Olhar um livro por dentro

“O livro é para comer, é para saborear”. É a ideia geral transmitida por alguém que tem cerca de 12 000 livros na sua biblioteca pessoal, Fernando Lopes, professor há 34 anos na Escola Superior de Educação de Viseu na área científica de Português.

Por Carla Ferreira, Inês Figueiredo, João Pedro Micaela

A propósito do Dia Mundial do Livro que se comemora hoje, dia 23 de abril, fomos ouvir um dos maiores apaixonados por livros, um “amante de livros” como o próprio gosta de se autointitular. “O livro é uma coisa muito preciosa, ler faz muito bem, limpa a alma. É um objeto de prazer, de arte, para além do próprio pragmatismo inerente. É um objeto mágico e polivalente”, sublinha Fernando Lopes.

O professor sugere que temos de olhar para dentro do livro, olhar para as suas fibras como se de um coração se tratasse e senti-lo, sentir o seu pulsar, entrando na vida do livro. “É um pulsar, que também dá uma pulsão erótica, ou seja, uma relação quase erótica, amorosa entre o leitor e o texto e esse prazer, esse êxtase tem de acontecer naturalmente porque é o prazer que nós temos de vermos ali no livro o mundo alternativo, que o mundo empírico não nos dá”, acrescenta.

Fernando Lopes raramente passa um dia sem ler, pelo menos, 2 horas. Se não o fizer não se sente bem e chega a afirmar que “parece que nem tomei banho nesse dia”. No entanto, como apaixonado assumido que é, de vez em quando, gosta de ler um bom romance durante 6 a 8 horas. 

Confessa que gasta quantias significativas em livros e alfarrabistas, o seu “bom vício é uma das prioridades na vida” como o próprio afirma, a prenda ideal. Não gosta de e-books, apesar de fazer algumas leituras no digital, gosta de sentir o livro, gosta de cheirá-lo, tocá-lo, palpá-lo, e ao mesmo tempo sublinhá-lo com um lápis que tem sempre por perto.

Como referiu anteriormente, “os livros são para comer, mas para comer eu tenho de ver a substância e a substância são as páginas. Digitalmente não se come nada, ou come-se muito mal”, afirma Fernando Lopes. O docente reconhece que atualmente as pessoas leem pouco, sobretudo, os portugueses, pois o crescimento da Internet e as redes sociais vieram tirar protagonismo aos livros. Os preços dos livros em Portugal também não são os mais agradáveis, em particular, o preço do livro infantil, muito por culpa da edição e das ilustrações.
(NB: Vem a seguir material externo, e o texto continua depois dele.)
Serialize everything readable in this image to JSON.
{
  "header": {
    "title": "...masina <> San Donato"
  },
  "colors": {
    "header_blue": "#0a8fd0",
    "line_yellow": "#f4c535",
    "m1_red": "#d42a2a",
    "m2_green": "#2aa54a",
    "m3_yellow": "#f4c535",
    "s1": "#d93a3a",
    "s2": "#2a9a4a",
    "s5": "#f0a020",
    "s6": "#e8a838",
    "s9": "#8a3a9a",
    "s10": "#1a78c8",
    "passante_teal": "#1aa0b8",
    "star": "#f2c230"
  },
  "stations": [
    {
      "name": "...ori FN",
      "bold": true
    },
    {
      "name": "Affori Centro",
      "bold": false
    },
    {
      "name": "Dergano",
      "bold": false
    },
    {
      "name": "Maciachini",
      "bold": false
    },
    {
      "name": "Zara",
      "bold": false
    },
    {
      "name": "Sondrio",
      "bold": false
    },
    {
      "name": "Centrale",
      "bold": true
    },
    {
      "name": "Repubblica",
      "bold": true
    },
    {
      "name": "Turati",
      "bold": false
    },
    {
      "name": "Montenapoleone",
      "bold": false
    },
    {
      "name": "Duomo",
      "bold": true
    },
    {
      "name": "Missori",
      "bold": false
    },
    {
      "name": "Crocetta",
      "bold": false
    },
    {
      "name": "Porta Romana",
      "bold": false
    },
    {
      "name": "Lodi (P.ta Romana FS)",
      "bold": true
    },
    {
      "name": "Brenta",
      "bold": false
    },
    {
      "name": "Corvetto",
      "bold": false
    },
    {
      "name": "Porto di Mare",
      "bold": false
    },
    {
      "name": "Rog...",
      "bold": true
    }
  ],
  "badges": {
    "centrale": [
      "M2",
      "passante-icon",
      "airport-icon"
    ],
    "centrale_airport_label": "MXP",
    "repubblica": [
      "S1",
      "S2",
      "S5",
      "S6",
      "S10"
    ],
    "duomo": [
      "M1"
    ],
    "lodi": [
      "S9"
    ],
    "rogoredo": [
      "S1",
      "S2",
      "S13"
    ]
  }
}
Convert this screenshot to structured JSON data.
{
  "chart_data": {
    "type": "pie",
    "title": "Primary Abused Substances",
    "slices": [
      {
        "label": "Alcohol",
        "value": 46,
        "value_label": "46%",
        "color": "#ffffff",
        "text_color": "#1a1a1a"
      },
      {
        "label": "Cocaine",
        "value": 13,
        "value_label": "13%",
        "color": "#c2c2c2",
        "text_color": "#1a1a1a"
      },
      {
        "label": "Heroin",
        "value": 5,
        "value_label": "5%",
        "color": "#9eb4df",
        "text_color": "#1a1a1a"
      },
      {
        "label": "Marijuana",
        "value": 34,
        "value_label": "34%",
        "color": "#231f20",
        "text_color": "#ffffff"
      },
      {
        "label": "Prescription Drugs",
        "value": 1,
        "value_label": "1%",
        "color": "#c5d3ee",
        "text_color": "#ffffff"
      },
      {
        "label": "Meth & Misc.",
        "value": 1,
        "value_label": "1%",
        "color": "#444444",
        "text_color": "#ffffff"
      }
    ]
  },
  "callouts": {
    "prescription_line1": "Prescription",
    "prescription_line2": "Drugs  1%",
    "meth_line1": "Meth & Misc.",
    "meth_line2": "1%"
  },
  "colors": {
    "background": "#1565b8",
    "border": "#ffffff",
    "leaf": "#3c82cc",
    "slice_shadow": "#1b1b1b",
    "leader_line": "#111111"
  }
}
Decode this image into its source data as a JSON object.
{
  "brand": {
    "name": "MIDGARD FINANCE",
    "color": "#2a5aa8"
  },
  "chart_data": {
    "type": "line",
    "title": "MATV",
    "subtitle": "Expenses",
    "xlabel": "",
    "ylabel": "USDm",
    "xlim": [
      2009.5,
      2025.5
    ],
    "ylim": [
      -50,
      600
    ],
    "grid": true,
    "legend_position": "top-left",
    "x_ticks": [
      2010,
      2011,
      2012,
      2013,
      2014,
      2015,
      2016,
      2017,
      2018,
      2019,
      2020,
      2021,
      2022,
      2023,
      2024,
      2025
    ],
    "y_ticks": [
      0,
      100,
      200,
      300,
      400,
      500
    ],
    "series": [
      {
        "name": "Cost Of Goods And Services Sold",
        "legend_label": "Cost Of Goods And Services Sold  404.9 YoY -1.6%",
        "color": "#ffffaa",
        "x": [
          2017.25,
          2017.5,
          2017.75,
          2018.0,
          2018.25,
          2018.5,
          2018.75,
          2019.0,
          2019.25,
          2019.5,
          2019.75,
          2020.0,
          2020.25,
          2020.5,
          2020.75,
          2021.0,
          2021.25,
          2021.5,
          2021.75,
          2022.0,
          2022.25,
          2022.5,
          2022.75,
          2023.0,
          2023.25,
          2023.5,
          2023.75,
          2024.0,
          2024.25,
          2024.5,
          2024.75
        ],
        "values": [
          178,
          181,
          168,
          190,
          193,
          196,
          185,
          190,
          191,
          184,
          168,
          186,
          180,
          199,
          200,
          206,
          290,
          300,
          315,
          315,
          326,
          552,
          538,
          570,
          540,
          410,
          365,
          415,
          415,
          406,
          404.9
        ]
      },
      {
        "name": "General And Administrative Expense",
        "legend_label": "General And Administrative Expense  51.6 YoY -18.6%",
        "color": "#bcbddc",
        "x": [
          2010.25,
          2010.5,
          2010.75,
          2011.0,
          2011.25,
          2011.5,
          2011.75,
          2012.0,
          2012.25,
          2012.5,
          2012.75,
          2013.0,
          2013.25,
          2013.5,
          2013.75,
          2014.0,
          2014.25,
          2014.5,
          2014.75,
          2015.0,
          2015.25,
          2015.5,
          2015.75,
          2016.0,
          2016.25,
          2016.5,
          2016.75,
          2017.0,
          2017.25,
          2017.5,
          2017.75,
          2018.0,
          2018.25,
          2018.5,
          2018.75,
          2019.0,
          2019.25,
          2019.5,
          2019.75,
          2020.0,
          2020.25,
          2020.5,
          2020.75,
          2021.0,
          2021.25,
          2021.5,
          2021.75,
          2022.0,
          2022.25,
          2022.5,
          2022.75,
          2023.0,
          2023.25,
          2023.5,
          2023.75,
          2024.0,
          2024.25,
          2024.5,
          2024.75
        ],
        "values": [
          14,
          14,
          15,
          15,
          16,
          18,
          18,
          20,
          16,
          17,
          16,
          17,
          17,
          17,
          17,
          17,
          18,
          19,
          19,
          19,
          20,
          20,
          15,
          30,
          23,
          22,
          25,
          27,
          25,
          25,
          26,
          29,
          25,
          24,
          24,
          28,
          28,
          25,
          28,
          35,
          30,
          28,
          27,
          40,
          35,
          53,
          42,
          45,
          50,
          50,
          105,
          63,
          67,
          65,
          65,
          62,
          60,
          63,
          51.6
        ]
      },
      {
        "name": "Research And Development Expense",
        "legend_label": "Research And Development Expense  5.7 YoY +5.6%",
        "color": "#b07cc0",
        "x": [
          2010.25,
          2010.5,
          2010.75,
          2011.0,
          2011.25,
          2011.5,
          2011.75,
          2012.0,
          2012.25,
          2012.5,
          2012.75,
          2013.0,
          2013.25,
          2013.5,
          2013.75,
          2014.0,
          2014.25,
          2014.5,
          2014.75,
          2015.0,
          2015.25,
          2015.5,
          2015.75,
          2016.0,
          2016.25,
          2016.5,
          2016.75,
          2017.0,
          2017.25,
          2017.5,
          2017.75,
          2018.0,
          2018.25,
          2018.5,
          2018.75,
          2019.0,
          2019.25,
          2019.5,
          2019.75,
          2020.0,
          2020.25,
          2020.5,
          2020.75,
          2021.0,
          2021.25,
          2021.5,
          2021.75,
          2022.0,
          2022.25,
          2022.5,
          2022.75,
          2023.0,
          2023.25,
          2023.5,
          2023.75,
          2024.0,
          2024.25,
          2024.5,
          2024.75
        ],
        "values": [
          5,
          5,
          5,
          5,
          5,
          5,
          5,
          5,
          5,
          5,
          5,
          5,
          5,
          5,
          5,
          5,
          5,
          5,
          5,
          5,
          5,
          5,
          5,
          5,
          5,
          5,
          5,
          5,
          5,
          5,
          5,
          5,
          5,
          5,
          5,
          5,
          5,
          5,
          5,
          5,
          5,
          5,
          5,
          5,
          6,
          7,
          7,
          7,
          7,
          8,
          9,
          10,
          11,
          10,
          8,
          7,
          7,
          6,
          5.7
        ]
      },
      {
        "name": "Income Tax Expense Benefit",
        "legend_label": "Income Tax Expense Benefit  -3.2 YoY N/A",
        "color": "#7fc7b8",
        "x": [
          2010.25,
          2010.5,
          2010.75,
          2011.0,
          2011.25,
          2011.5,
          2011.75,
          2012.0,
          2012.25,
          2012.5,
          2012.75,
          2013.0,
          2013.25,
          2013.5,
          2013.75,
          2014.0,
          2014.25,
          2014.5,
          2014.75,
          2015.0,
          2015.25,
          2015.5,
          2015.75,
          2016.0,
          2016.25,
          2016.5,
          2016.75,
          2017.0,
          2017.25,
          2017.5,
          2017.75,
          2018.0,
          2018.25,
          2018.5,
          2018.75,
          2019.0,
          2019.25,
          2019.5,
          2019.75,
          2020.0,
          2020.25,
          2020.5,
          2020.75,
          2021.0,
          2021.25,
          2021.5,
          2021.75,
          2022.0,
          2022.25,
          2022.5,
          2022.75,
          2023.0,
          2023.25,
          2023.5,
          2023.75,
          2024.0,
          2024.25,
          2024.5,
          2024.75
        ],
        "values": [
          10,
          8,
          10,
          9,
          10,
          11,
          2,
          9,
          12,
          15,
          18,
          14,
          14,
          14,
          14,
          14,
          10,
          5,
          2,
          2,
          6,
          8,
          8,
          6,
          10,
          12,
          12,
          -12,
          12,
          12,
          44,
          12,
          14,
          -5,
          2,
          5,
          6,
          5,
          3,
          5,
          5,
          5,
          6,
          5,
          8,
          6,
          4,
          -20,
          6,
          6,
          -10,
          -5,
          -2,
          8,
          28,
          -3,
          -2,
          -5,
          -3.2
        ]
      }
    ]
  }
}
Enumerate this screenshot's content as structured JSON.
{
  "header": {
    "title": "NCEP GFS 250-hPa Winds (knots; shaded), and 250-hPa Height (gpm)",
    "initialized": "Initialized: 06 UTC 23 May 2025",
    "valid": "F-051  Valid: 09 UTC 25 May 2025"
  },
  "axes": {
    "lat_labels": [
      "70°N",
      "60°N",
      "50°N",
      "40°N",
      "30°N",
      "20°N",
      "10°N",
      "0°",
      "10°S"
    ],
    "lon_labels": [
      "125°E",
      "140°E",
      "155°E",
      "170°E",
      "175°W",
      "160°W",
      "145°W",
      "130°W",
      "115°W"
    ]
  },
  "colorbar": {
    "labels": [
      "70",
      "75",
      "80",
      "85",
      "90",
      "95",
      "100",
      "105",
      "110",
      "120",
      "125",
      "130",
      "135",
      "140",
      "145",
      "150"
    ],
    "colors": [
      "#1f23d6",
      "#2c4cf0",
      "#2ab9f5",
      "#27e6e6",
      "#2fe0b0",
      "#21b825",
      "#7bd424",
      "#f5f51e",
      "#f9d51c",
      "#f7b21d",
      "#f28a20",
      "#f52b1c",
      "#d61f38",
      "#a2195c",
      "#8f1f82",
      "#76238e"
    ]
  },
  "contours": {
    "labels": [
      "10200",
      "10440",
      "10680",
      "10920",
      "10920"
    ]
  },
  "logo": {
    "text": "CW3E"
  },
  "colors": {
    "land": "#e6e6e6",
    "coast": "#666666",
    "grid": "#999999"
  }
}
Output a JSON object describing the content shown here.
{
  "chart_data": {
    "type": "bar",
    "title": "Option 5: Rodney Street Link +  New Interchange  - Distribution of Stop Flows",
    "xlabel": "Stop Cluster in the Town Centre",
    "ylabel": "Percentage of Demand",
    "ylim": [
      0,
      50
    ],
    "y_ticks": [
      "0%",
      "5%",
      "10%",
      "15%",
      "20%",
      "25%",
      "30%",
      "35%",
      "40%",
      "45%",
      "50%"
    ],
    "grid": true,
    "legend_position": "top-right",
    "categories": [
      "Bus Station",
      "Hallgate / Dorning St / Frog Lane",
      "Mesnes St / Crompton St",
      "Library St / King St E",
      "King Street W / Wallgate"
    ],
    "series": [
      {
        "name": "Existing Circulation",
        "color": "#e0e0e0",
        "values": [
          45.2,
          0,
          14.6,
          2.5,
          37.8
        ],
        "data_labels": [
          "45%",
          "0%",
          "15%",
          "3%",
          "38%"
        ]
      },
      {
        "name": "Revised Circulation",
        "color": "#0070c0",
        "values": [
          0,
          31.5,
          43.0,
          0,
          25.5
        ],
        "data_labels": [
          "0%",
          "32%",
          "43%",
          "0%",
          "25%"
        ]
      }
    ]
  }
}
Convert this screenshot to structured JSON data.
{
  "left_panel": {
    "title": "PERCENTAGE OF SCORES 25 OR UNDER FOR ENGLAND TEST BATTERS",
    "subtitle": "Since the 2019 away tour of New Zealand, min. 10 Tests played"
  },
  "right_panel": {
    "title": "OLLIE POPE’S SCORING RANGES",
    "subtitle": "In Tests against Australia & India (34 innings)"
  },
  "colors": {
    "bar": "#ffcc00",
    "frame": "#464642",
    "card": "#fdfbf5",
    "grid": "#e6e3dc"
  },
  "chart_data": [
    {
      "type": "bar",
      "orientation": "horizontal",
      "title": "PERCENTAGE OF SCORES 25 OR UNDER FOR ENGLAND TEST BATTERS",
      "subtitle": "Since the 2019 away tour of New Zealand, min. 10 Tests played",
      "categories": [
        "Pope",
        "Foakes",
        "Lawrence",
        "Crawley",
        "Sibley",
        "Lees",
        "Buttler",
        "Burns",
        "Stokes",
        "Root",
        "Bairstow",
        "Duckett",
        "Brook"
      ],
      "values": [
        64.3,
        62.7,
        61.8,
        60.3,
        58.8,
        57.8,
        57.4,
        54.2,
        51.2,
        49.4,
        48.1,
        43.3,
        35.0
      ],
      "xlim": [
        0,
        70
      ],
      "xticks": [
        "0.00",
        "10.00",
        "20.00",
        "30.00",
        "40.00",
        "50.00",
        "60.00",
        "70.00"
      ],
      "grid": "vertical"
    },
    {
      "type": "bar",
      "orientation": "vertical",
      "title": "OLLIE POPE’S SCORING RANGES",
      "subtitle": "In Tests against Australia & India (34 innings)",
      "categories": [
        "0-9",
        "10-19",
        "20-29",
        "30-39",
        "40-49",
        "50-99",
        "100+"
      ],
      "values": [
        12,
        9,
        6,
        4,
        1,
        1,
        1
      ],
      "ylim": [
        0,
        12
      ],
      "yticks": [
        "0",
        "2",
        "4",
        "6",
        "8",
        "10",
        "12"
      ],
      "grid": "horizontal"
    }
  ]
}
No seu entender, atividades como tertúlias, leituras públicas, leituras exploratórias, partilha de livros, seminários, jogos, constituem um leque de possibilidades muito vasto com vista à promoção de hábitos de leitura, um papel que cabe, nomeadamente, às escolas e também às bibliotecas. No fundo, é “dar a provar o livro, para que a pessoa depois procure aquele alimento”, refere o professor.

Considera o Plano Nacional de Leitura um projeto de referência na área da promoção da leitura em Portugal, bem como as próprias redes sociais. “Eu como professor de Literatura uso muito as redes sociais para falar de livros”, assinala Fernando Lopes.

Na data em que se comemora o Dia Mundial do Livro, com origem na Catalunha no ano de  1926 e com o objetivo de estimular uma reflexão sobre a leitura, a indústria dos livros e a propriedade intelectual, o professor partilhou duas histórias curiosas vividas com dois escritores de renome.

A primeira com António Lobo Antunes aquando da sua visita a Viseu e no momento em que lhe pediu para autografar um manuscrito da sua autoria, em que Lobo Antunes não assina por considerar que representava uma relíquia sem a sua assinatura, e que mesmo sentindo a tentação de lho pedir, referiu que Fernando Lopes merecia o manuscrito mais do que ele.

A outra história inclui José Saramago que, após ouvir uma crítica do professor sobre uma obra sua numa palestra, lhe referiu o quanto tinha aprendido com ele sobre o seu próprio livro naquele dia.